Australia’s Assistant Treasurer Nick Sherry said he is leading a trade delegation to the Middle East as the South-Pacific nation seeks to attract Islamic finance investment.

Sherry will hold four days of talks with officials, regulators and bankers in the United Arab Emirates, Qatar and Bahrain, according to an e-mailed statement today.

“My message is that in Australia we have what the wholesale Islamic finance market is calling out for,” Sherry said in the statement. “I will be focused very heavily on high- level talks on Australia’s tax treatment, regulation, promotion and export of Islamic finance, banking and insurance.”

The Islamic finance industry’s assets will keep expanding globally and may grow to at least $5 trillion from its current $950 billion, Moody’s Investors Service said this month. An Australian government report last year found that removing regulatory barriers to the development of Islamic finance products would provide the nation with better access to a “major source of offshore capital.”

Interest payments are banned under Islam’s Shariah law, which instead promotes profit-sharing agreements or structures that resemble rentals.
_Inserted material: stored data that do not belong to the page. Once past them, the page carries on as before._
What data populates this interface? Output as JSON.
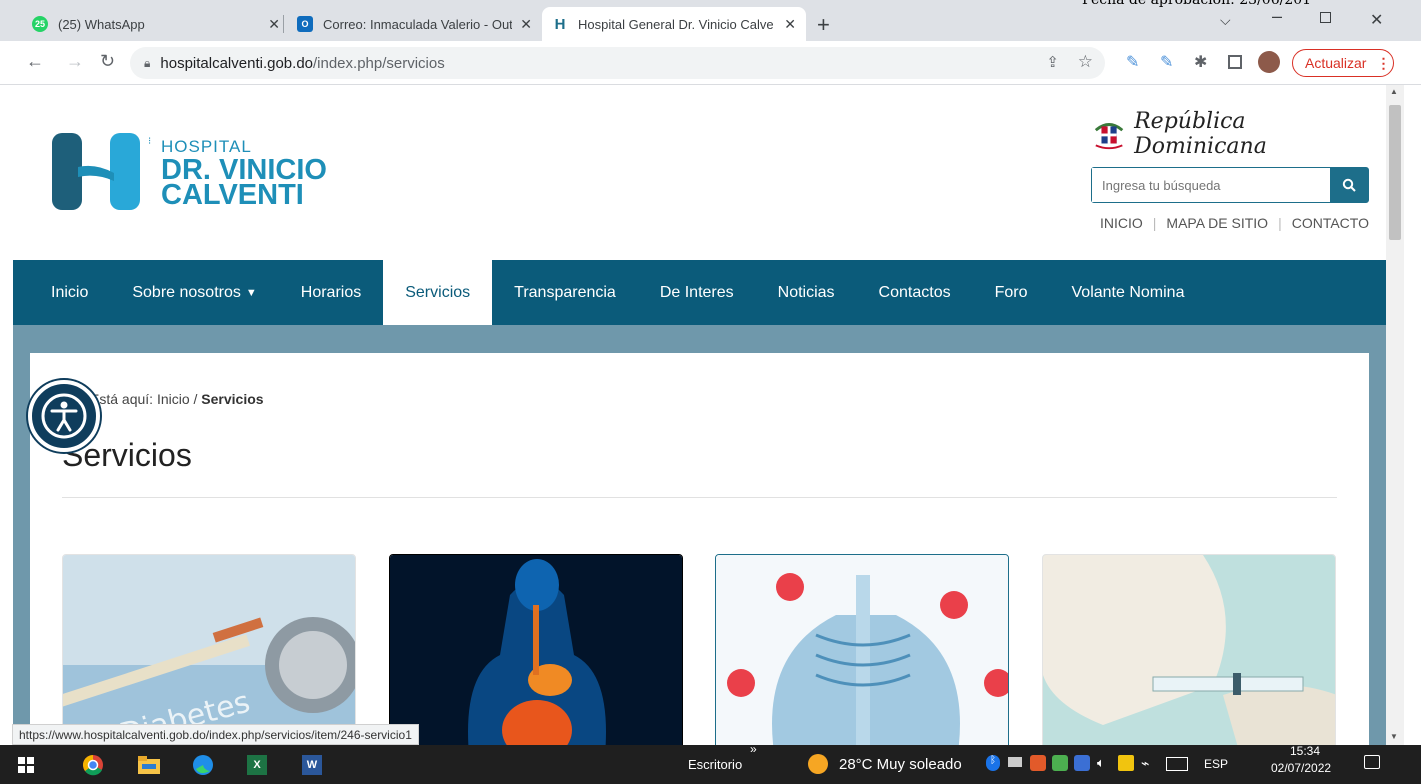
{
  "tabs": [
    {
      "title": "(25) WhatsApp",
      "badge": "25",
      "color": "#25d366"
    },
    {
      "title": "Correo: Inmaculada Valerio - Out",
      "badge": "O",
      "color": "#0f6cbd"
    },
    {
      "title": "Hospital General Dr. Vinicio Calve",
      "badge": "H",
      "color": "#1d6e8a"
    }
  ],
  "overlay_text": "Fecha de aprobación: 23/06/201",
  "address": {
    "host": "hospitalcalventi.gob.do",
    "path": "/index.php/servicios"
  },
  "update_label": "Actualizar",
  "logo": {
    "line1": "HOSPITAL",
    "line2": "DR. VINICIO",
    "line3": "CALVENTI"
  },
  "rd_label": "República Dominicana",
  "search": {
    "placeholder": "Ingresa tu búsqueda"
  },
  "toplinks": [
    "INICIO",
    "MAPA DE SITIO",
    "CONTACTO"
  ],
  "nav": [
    "Inicio",
    "Sobre nosotros",
    "Horarios",
    "Servicios",
    "Transparencia",
    "De Interes",
    "Noticias",
    "Contactos",
    "Foro",
    "Volante Nomina"
  ],
  "breadcrumb": {
    "prefix": "Está aquí:",
    "home": "Inicio",
    "sep": "/",
    "current": "Servicios"
  },
  "page_title": "Servicios",
  "status_url": "https://www.hospitalcalventi.gob.do/index.php/servicios/item/246-servicio1",
  "taskbar": {
    "desktop": "Escritorio",
    "weather": "28°C  Muy soleado",
    "lang": "ESP",
    "time": "15:34",
    "date": "02/07/2022"
  },
  "colors": {
    "nav": "#0b5b7a",
    "band": "#6f98ab",
    "accent": "#1d6e8a"
  }
}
Such deals are typically backed by physical assets, including natural resources like Australia’s.

Zaid Ibrahim & Co., Malaysia’s largest law firm, said in December that it would open overseas offices in Sydney and Melbourne due to increased demand for Islamic finance advisory services.

Westpac Banking Corp. plans to offer a Shariah-compliant commodity-trading service targeting Islamic institutions, the Sydney Morning Herald reported in February.